Fuel Supply Uninterrupted Amid US-Iran Conflict
India successfully maintained fuel supplies throughout the nearly four-month US-Iran conflict, with not a single retail outlet running dry and every household receiving LPG cylinders, the Ministry of Petroleum and Natural Gas announced on Monday. This was achieved through a multi-layered, consumer-first response that included control orders, increased domestic production, excise duty reductions, supply diversification, energy diplomacy, and demand management.

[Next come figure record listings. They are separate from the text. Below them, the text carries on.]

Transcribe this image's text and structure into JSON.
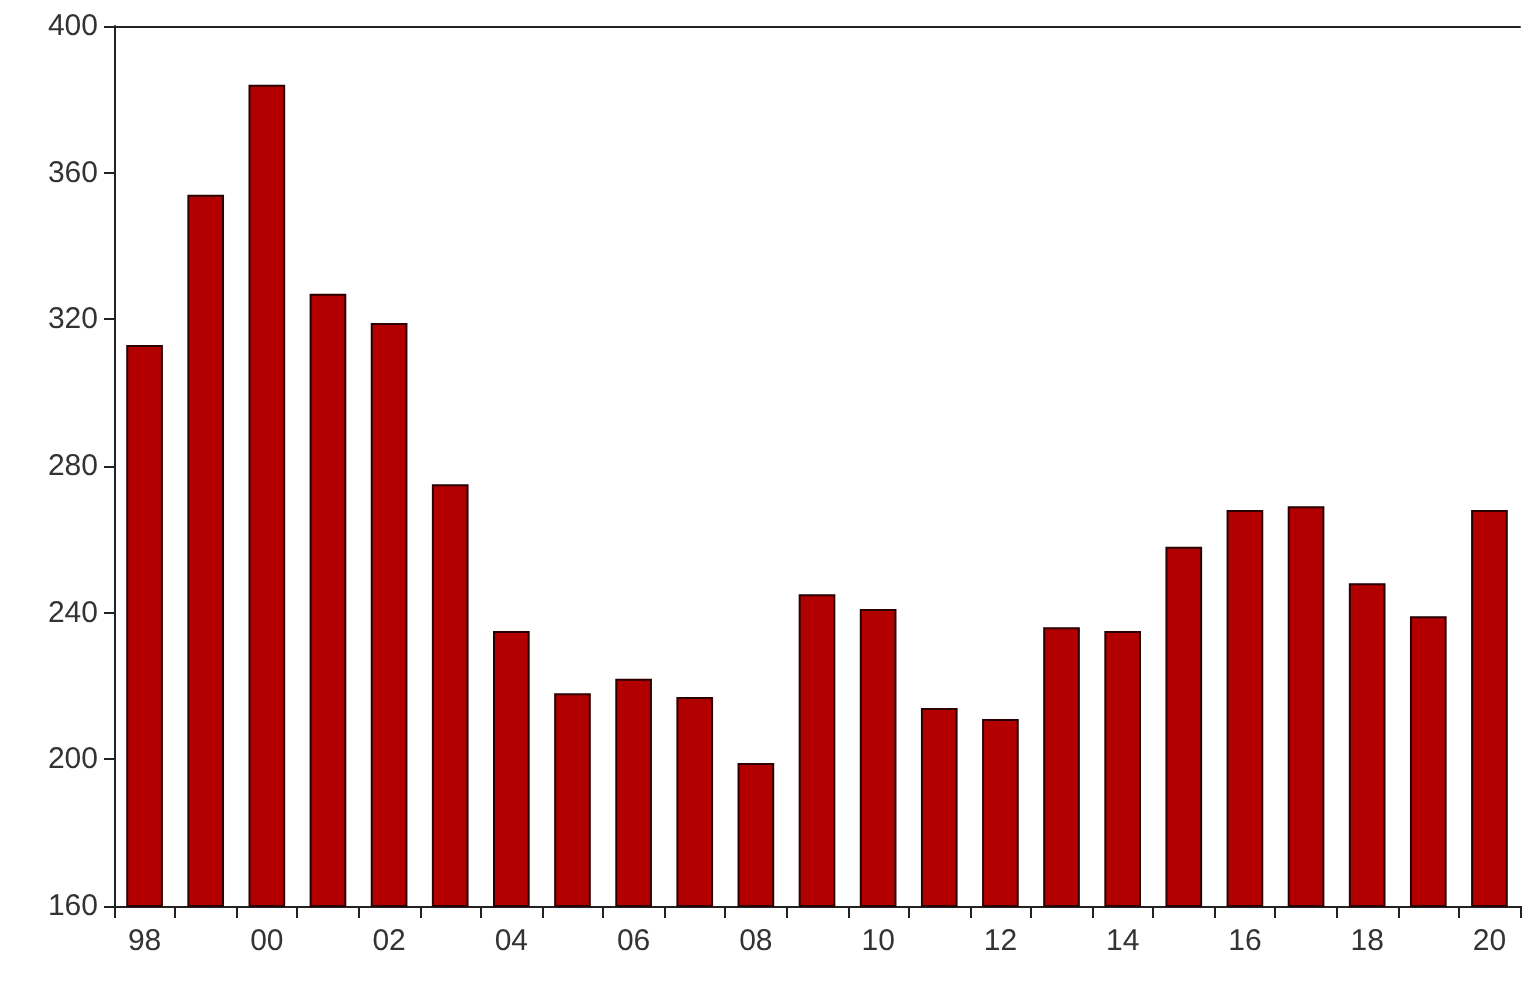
{
  "chart_data": {
    "type": "bar",
    "categories": [
      "98",
      null,
      "00",
      null,
      "02",
      null,
      "04",
      null,
      "06",
      null,
      "08",
      null,
      "10",
      null,
      "12",
      null,
      "14",
      null,
      "16",
      null,
      "18",
      null,
      "20"
    ],
    "values": [
      313,
      354,
      384,
      327,
      319,
      275,
      235,
      218,
      222,
      217,
      199,
      245,
      241,
      214,
      211,
      236,
      235,
      258,
      268,
      269,
      248,
      239,
      268
    ],
    "color": "#b20000",
    "ylim": [
      160,
      400
    ],
    "yticks": [
      160,
      200,
      240,
      280,
      320,
      360,
      400
    ],
    "grid": false
  }
}
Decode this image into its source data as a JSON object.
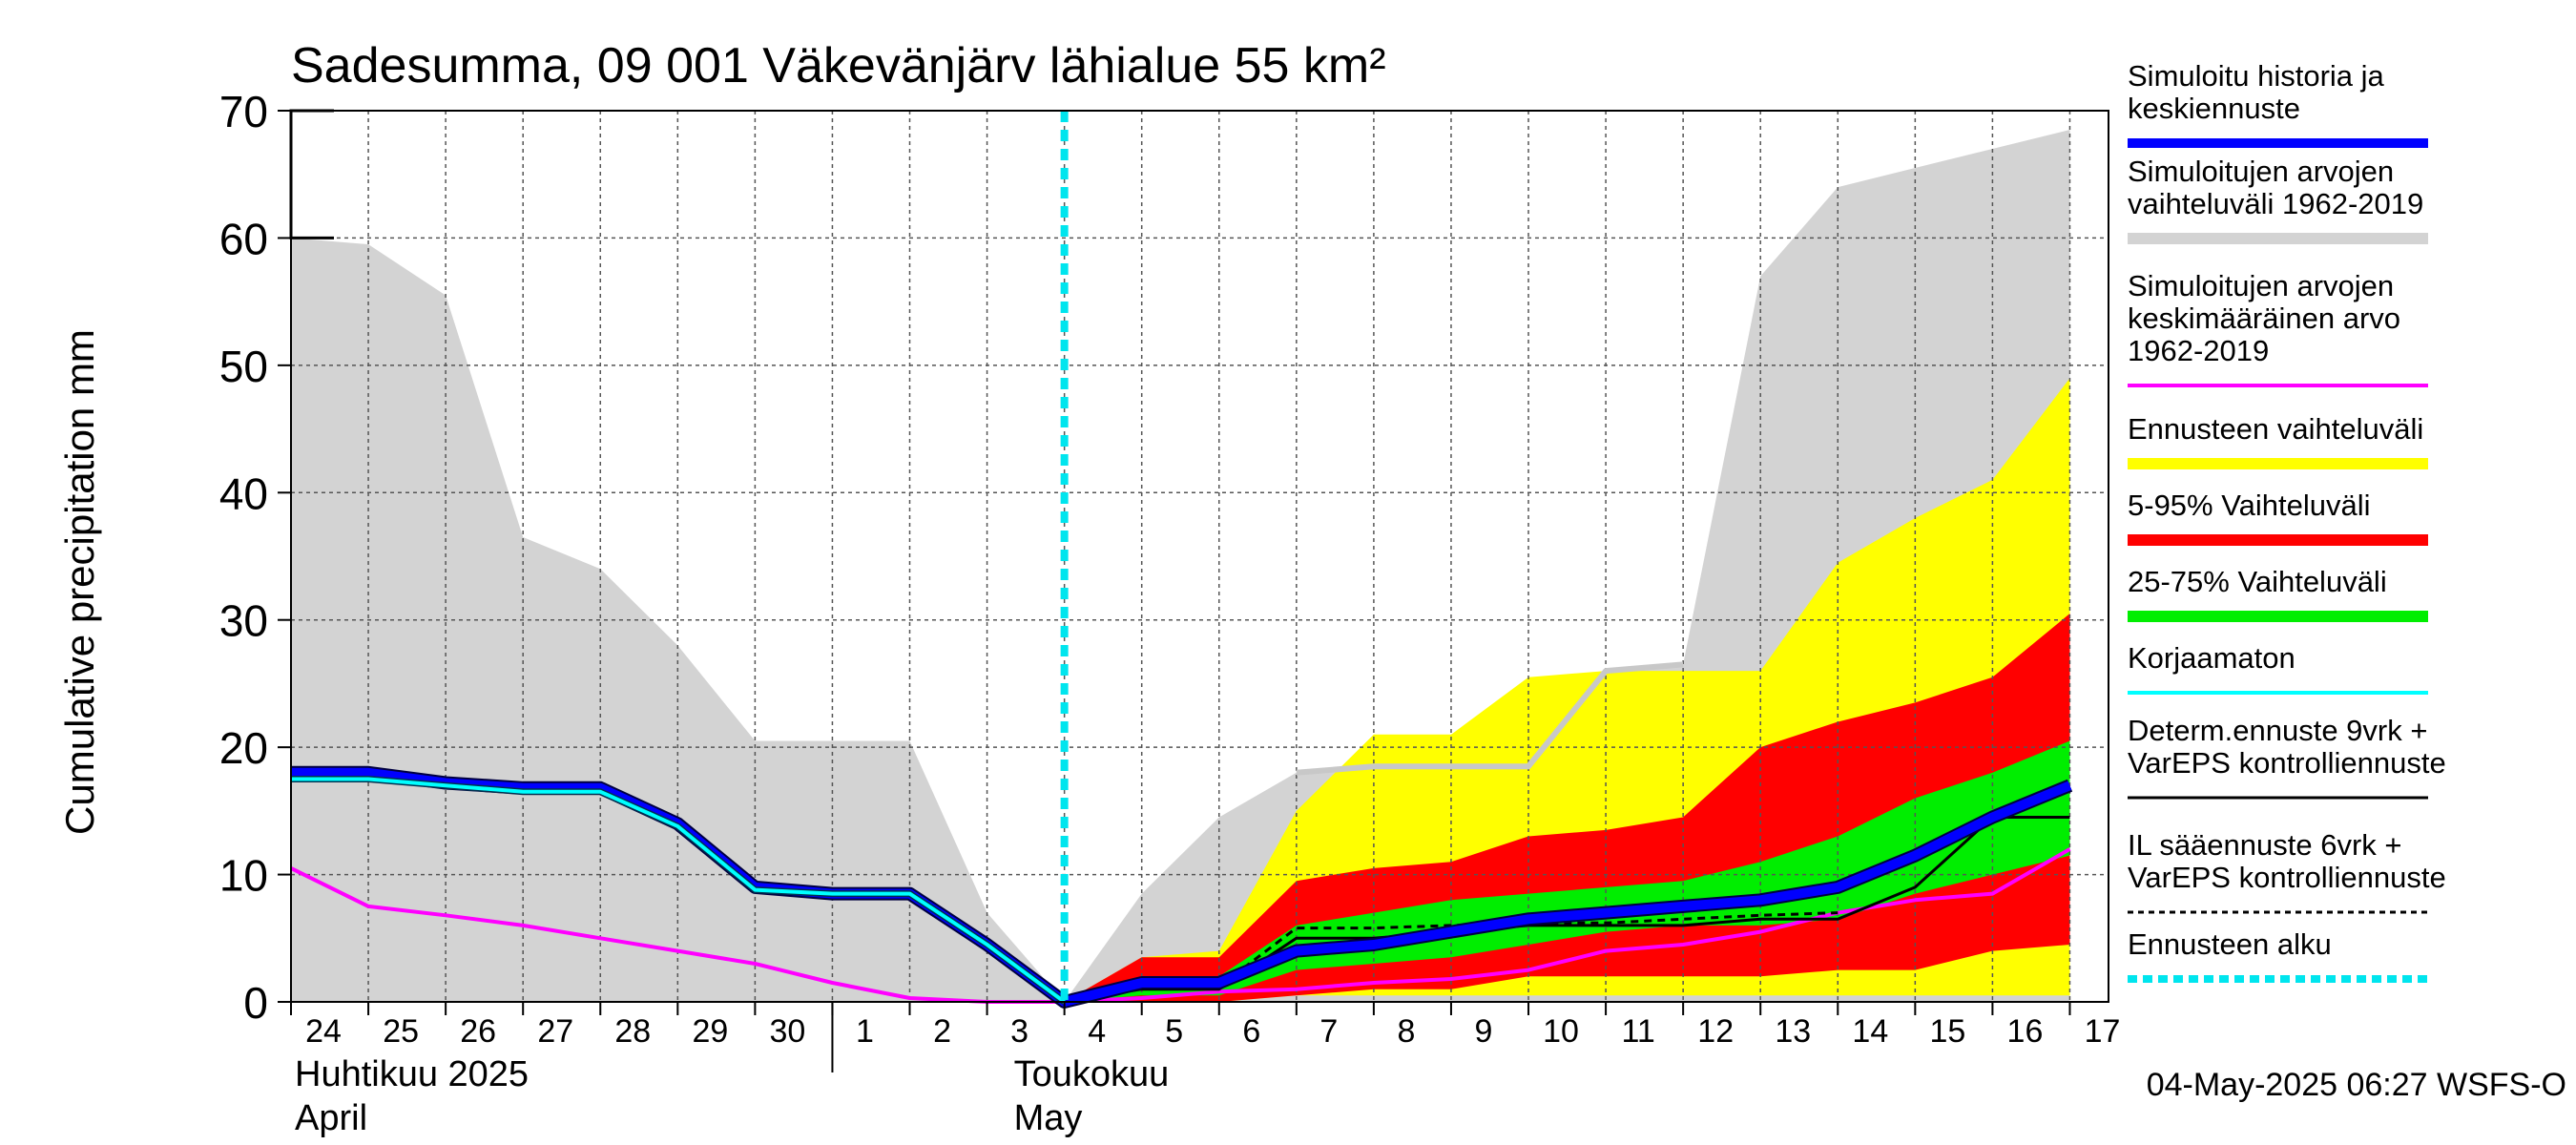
{
  "chart_data": {
    "type": "area",
    "title": "Sadesumma, 09 001 Väkevänjärv lähialue 55 km²",
    "ylabel": "Cumulative precipitation   mm",
    "ylim": [
      0,
      70
    ],
    "yticks": [
      0,
      10,
      20,
      30,
      40,
      50,
      60,
      70
    ],
    "x_start": "2025-04-24",
    "x_end": "2025-05-17",
    "xtick_labels": [
      "24",
      "25",
      "26",
      "27",
      "28",
      "29",
      "30",
      "1",
      "2",
      "3",
      "4",
      "5",
      "6",
      "7",
      "8",
      "9",
      "10",
      "11",
      "12",
      "13",
      "14",
      "15",
      "16",
      "17"
    ],
    "month_labels": [
      {
        "line1": "Huhtikuu  2025",
        "line2": "April"
      },
      {
        "line1": "Toukokuu",
        "line2": "May"
      }
    ],
    "forecast_start": "2025-05-04",
    "timestamp": "04-May-2025 06:27 WSFS-O",
    "colors": {
      "history_range": "#d3d3d3",
      "forecast_range": "#ffff00",
      "p5_95": "#ff0000",
      "p25_75": "#00ee00",
      "simulated": "#0000ff",
      "uncorrected": "#00ffff",
      "mean": "#ff00ff",
      "determ": "#000000",
      "forecast_start": "#00e5ee"
    },
    "history_range": {
      "x": [
        "2025-04-24",
        "2025-04-25",
        "2025-04-26",
        "2025-04-27",
        "2025-04-28",
        "2025-04-29",
        "2025-04-30",
        "2025-05-01",
        "2025-05-02",
        "2025-05-03",
        "2025-05-04",
        "2025-05-05",
        "2025-05-06",
        "2025-05-07",
        "2025-05-08",
        "2025-05-09",
        "2025-05-10",
        "2025-05-11",
        "2025-05-12",
        "2025-05-13",
        "2025-05-14",
        "2025-05-15",
        "2025-05-16",
        "2025-05-17"
      ],
      "upper": [
        60,
        59.5,
        55.5,
        36.5,
        34,
        28,
        20.5,
        20.5,
        20.5,
        7,
        0,
        8.5,
        14.5,
        18,
        18.5,
        18.5,
        18.5,
        26,
        26.5,
        57,
        64,
        65.5,
        67,
        68.5
      ],
      "lower": [
        0,
        0,
        0,
        0,
        0,
        0,
        0,
        0,
        0,
        0,
        0,
        0,
        0,
        0,
        0,
        0,
        0,
        0,
        0,
        0,
        0,
        0,
        0,
        0
      ]
    },
    "forecast_x": [
      "2025-05-04",
      "2025-05-05",
      "2025-05-06",
      "2025-05-07",
      "2025-05-08",
      "2025-05-09",
      "2025-05-10",
      "2025-05-11",
      "2025-05-12",
      "2025-05-13",
      "2025-05-14",
      "2025-05-15",
      "2025-05-16",
      "2025-05-17"
    ],
    "forecast_range": {
      "upper": [
        0,
        3.5,
        4,
        15,
        21,
        21,
        25.5,
        26,
        26,
        26,
        34.5,
        38,
        41,
        49
      ],
      "lower": [
        0,
        0,
        0,
        0.5,
        0.5,
        0.5,
        0.5,
        0.5,
        0.5,
        0.5,
        0.5,
        0.5,
        0.5,
        0.5
      ]
    },
    "p5_95": {
      "upper": [
        0,
        3.5,
        3.5,
        9.5,
        10.5,
        11,
        13,
        13.5,
        14.5,
        20,
        22,
        23.5,
        25.5,
        30.5
      ],
      "lower": [
        0,
        0,
        0,
        0.5,
        1,
        1,
        2,
        2,
        2,
        2,
        2.5,
        2.5,
        4,
        4.5
      ]
    },
    "p25_75": {
      "upper": [
        0,
        2,
        2,
        6,
        7,
        8,
        8.5,
        9,
        9.5,
        11,
        13,
        16,
        18,
        20.5
      ],
      "lower": [
        0,
        0.5,
        0.5,
        2.5,
        3,
        3.5,
        4.5,
        5.5,
        6,
        6,
        6.5,
        8.5,
        10,
        11.5
      ]
    },
    "series": [
      {
        "key": "simulated",
        "name": "Simuloitu historia ja keskiennuste",
        "x": [
          "2025-04-24",
          "2025-04-25",
          "2025-04-26",
          "2025-04-27",
          "2025-04-28",
          "2025-04-29",
          "2025-04-30",
          "2025-05-01",
          "2025-05-02",
          "2025-05-03",
          "2025-05-04",
          "2025-05-05",
          "2025-05-06",
          "2025-05-07",
          "2025-05-08",
          "2025-05-09",
          "2025-05-10",
          "2025-05-11",
          "2025-05-12",
          "2025-05-13",
          "2025-05-14",
          "2025-05-15",
          "2025-05-16",
          "2025-05-17"
        ],
        "values": [
          18,
          18,
          17.2,
          16.8,
          16.8,
          14,
          9,
          8.5,
          8.5,
          4.5,
          0,
          1.5,
          1.5,
          4,
          4.5,
          5.5,
          6.5,
          7,
          7.5,
          8,
          9,
          11.5,
          14.5,
          17
        ]
      },
      {
        "key": "uncorrected",
        "name": "Korjaamaton",
        "x": [
          "2025-04-24",
          "2025-04-25",
          "2025-04-26",
          "2025-04-27",
          "2025-04-28",
          "2025-04-29",
          "2025-04-30",
          "2025-05-01",
          "2025-05-02",
          "2025-05-03",
          "2025-05-04"
        ],
        "values": [
          17.5,
          17.5,
          17,
          16.5,
          16.5,
          13.8,
          8.8,
          8.5,
          8.5,
          4.5,
          0
        ]
      },
      {
        "key": "mean",
        "name": "Simuloitujen arvojen keskimääräinen arvo 1962-2019",
        "x": [
          "2025-04-24",
          "2025-04-25",
          "2025-04-26",
          "2025-04-27",
          "2025-04-28",
          "2025-04-29",
          "2025-04-30",
          "2025-05-01",
          "2025-05-02",
          "2025-05-03",
          "2025-05-04",
          "2025-05-05",
          "2025-05-06",
          "2025-05-07",
          "2025-05-08",
          "2025-05-09",
          "2025-05-10",
          "2025-05-11",
          "2025-05-12",
          "2025-05-13",
          "2025-05-14",
          "2025-05-15",
          "2025-05-16",
          "2025-05-17"
        ],
        "values": [
          10.5,
          7.5,
          6.8,
          6,
          5,
          4,
          3,
          1.5,
          0.3,
          0,
          0,
          0.3,
          0.8,
          1,
          1.5,
          1.8,
          2.5,
          4,
          4.5,
          5.5,
          7,
          8,
          8.5,
          12
        ]
      },
      {
        "key": "history_mean_grey",
        "name": "Simuloitujen arvojen vaihteluväli 1962-2019",
        "x": [
          "2025-05-07",
          "2025-05-08",
          "2025-05-09",
          "2025-05-10",
          "2025-05-11",
          "2025-05-12"
        ],
        "values": [
          18,
          18.5,
          18.5,
          18.5,
          26,
          26.5
        ]
      },
      {
        "key": "determ",
        "name": "Determ.ennuste 9vrk + VarEPS kontrolliennuste",
        "x": [
          "2025-05-04",
          "2025-05-05",
          "2025-05-06",
          "2025-05-07",
          "2025-05-08",
          "2025-05-09",
          "2025-05-10",
          "2025-05-11",
          "2025-05-12",
          "2025-05-13",
          "2025-05-14",
          "2025-05-15",
          "2025-05-16",
          "2025-05-17"
        ],
        "values": [
          0,
          1,
          1,
          5,
          5,
          5.5,
          6,
          6,
          6,
          6.5,
          6.5,
          9,
          14.5,
          14.5
        ]
      },
      {
        "key": "il",
        "name": "IL sääennuste 6vrk + VarEPS kontrolliennuste",
        "x": [
          "2025-05-04",
          "2025-05-05",
          "2025-05-06",
          "2025-05-07",
          "2025-05-08",
          "2025-05-09",
          "2025-05-10",
          "2025-05-11",
          "2025-05-12",
          "2025-05-13",
          "2025-05-14"
        ],
        "values": [
          0,
          1.2,
          1.2,
          5.8,
          5.8,
          6,
          6.2,
          6.2,
          6.5,
          6.8,
          7
        ]
      }
    ],
    "legend": [
      {
        "key": "simulated",
        "lines": [
          "Simuloitu historia ja",
          "keskiennuste"
        ],
        "color": "#0000ff",
        "width": 10,
        "dash": ""
      },
      {
        "key": "history",
        "lines": [
          "Simuloitujen arvojen",
          "vaihteluväli 1962-2019"
        ],
        "color": "#d3d3d3",
        "width": 12,
        "dash": ""
      },
      {
        "key": "mean",
        "lines": [
          "Simuloitujen arvojen",
          "keskimääräinen arvo",
          "   1962-2019"
        ],
        "color": "#ff00ff",
        "width": 4,
        "dash": ""
      },
      {
        "key": "forecast",
        "lines": [
          "Ennusteen vaihteluväli"
        ],
        "color": "#ffff00",
        "width": 12,
        "dash": ""
      },
      {
        "key": "p5_95",
        "lines": [
          "5-95% Vaihteluväli"
        ],
        "color": "#ff0000",
        "width": 12,
        "dash": ""
      },
      {
        "key": "p25_75",
        "lines": [
          "25-75% Vaihteluväli"
        ],
        "color": "#00ee00",
        "width": 12,
        "dash": ""
      },
      {
        "key": "uncorrected",
        "lines": [
          "Korjaamaton"
        ],
        "color": "#00ffff",
        "width": 4,
        "dash": ""
      },
      {
        "key": "determ",
        "lines": [
          "Determ.ennuste 9vrk +",
          "VarEPS kontrolliennuste"
        ],
        "color": "#000000",
        "width": 3,
        "dash": ""
      },
      {
        "key": "il",
        "lines": [
          "IL sääennuste 6vrk  +",
          "  VarEPS kontrolliennuste"
        ],
        "color": "#000000",
        "width": 3,
        "dash": "6,5"
      },
      {
        "key": "start",
        "lines": [
          "Ennusteen alku"
        ],
        "color": "#00e5ee",
        "width": 8,
        "dash": "10,6"
      }
    ]
  }
}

Strait of Hormuz Blockade Impact
Iran closed the Strait of Hormuz, through which nearly 20 percent of global oil passes. India imports about 90 percent of its crude oil and 60 percent of its LPG, and Gulf routes carrying these supplies were disrupted for almost four months. In response, India launched a swift diplomatic effort involving institutional mechanisms, ministerial-level engagement, and on-ground channels to secure safe passage for energy vessels. India was among the few countries to secure the release of stranded vessels without paying tolls or transit levies.
Diplomatic and Procurement Measures
Beyond institutional mechanisms, India maintained constant engagement with Iran and Gulf partners at multiple government levels, reinforcing the legitimacy and urgency of its interests. Indian ambassadors and embassies in the Gulf region established direct communication channels with local authorities to pursue vessel clearance and safe passage in real time. Additionally, India signed a landmark LPG procurement agreement with the United States, securing 10 percent of import volumes from North America, and coordinated long-term LPG deals with Russia, Canada, and Japan targeting their strategic petroleum reserves.
Excise Duty Cut Buffers Fuel Prices
To shield consumers from price shocks, the central government cut excise duty on petrol and diesel by Rs 10 per litre on March 27, 2026. The special additional excise duty on petrol was reduced from Rs 13 to Rs 3 per litre, and on diesel from Rs 10 per litre to nil. This measure involved a revenue sacrifice of approximately Rs 1.7 lakh crore, ensuring that the burden of global price volatility was not passed on to consumers.